Starting point is 01:19:21 And I forget exactly what was in the other one. But I sat down and I sent out a letter with some stickers saying thank you. Well, good. But I threw away the envelopes before I recorded it. And now I don't know who sent us what. Well, I guess if you sent something and you didn't get a shout out, please send me an email. Yeah, let Mike know so we can do it right.
Starting point is 01:19:45 Yeah. So I felt bad about that. Yeah. And if you sent stuff and you meant to send me some goodies and I didn't get them, well, you know why. Because I ate them. All right, Gibbs. That was it.
Starting point is 01:19:57 That's it for Ed Kemper. Let me ask you a question. Sure. That was a whole episode of you sitting in your new chair. Yes. And me sitting in your old chair. Oh, Jesus. It was pretty comfortable with this old chair of yours.

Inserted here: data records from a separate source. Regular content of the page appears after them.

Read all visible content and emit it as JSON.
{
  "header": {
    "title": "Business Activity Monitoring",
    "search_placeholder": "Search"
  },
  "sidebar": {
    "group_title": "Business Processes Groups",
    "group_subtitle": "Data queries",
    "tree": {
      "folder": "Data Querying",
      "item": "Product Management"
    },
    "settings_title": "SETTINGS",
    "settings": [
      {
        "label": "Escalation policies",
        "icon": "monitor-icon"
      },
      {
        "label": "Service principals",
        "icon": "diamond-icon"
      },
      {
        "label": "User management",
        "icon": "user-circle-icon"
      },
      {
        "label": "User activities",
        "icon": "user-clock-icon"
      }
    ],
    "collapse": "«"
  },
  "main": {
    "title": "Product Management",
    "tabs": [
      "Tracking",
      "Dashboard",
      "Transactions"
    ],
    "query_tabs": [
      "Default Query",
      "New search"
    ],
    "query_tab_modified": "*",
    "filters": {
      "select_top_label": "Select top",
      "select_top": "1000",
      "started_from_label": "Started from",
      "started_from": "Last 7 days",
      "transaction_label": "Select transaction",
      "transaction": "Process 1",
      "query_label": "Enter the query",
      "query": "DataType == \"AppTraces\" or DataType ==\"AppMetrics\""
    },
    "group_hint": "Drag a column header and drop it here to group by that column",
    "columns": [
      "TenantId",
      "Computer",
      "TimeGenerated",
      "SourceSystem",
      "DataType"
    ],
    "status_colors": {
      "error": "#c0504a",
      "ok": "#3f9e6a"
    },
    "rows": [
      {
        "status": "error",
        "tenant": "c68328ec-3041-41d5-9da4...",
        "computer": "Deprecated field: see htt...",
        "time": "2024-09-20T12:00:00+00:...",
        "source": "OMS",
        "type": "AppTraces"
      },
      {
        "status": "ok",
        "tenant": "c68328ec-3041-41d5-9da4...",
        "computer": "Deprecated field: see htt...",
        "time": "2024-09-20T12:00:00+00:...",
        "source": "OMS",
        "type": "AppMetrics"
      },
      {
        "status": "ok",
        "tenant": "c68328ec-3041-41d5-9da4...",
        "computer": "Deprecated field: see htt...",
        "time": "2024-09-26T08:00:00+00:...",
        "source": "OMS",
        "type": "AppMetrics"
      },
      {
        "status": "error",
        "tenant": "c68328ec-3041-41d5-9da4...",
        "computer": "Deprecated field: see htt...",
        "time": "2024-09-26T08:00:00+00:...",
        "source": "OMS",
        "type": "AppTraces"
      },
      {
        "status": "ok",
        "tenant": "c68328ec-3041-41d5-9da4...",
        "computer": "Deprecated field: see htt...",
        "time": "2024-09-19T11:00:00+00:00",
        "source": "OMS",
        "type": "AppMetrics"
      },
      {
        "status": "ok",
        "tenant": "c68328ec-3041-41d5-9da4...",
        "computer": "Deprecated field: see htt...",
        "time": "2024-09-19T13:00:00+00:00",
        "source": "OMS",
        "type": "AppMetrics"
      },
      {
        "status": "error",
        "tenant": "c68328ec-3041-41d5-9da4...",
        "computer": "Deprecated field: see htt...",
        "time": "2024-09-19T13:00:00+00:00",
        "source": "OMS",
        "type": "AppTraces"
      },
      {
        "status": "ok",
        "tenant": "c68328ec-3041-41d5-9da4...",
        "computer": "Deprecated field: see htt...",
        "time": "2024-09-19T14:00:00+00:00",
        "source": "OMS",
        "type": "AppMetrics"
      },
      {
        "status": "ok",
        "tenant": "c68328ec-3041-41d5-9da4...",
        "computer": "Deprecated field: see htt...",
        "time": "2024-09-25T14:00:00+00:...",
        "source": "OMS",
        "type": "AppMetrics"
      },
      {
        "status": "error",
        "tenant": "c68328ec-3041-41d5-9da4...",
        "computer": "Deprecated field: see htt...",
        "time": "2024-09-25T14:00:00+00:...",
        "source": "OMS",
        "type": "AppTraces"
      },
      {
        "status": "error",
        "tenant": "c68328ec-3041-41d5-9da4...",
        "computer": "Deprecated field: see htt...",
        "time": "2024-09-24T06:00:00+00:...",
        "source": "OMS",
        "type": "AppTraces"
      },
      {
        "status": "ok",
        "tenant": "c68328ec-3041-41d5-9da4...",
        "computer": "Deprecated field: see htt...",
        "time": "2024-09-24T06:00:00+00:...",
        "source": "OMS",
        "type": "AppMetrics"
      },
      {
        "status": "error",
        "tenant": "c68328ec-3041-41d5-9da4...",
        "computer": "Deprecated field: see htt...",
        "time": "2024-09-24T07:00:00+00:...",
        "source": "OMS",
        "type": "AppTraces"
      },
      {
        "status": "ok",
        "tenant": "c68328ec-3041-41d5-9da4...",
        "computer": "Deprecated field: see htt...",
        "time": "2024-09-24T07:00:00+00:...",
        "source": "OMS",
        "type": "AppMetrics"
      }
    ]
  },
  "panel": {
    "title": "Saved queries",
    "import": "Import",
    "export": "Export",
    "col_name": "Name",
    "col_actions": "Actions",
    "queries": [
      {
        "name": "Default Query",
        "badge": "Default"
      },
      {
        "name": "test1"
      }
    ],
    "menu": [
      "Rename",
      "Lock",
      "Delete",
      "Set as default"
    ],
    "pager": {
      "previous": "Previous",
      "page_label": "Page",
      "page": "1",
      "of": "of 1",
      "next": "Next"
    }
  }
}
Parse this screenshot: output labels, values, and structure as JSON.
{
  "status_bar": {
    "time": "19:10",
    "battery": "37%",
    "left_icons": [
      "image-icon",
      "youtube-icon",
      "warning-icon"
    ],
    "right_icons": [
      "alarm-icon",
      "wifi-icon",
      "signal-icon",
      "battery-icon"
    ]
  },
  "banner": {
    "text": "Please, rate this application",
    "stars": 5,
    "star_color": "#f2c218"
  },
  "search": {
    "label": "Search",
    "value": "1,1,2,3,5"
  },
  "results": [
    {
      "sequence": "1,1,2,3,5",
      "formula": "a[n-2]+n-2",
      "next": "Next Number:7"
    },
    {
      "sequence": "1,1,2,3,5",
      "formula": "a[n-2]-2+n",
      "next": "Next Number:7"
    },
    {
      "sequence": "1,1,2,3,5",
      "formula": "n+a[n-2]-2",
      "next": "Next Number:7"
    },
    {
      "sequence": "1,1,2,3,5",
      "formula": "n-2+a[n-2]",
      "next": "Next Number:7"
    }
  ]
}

Starting point is 01:20:09 But how was your new chair? Exactly the same as your new chair. Well, my new chair is an old chair, but new to me. I get what you're saying. It's not. I don't know if I've got my settings right. I got to mess with my settings. Yeah.
Starting point is 01:20:20 Yeah. Got to tinker. Because this thing has a lot of things. has a lot of adjustment. But that's it for Ed Kemper and for another episode of true crime all time. So for Mike and Gibby, stay safe and keep your own time ticking.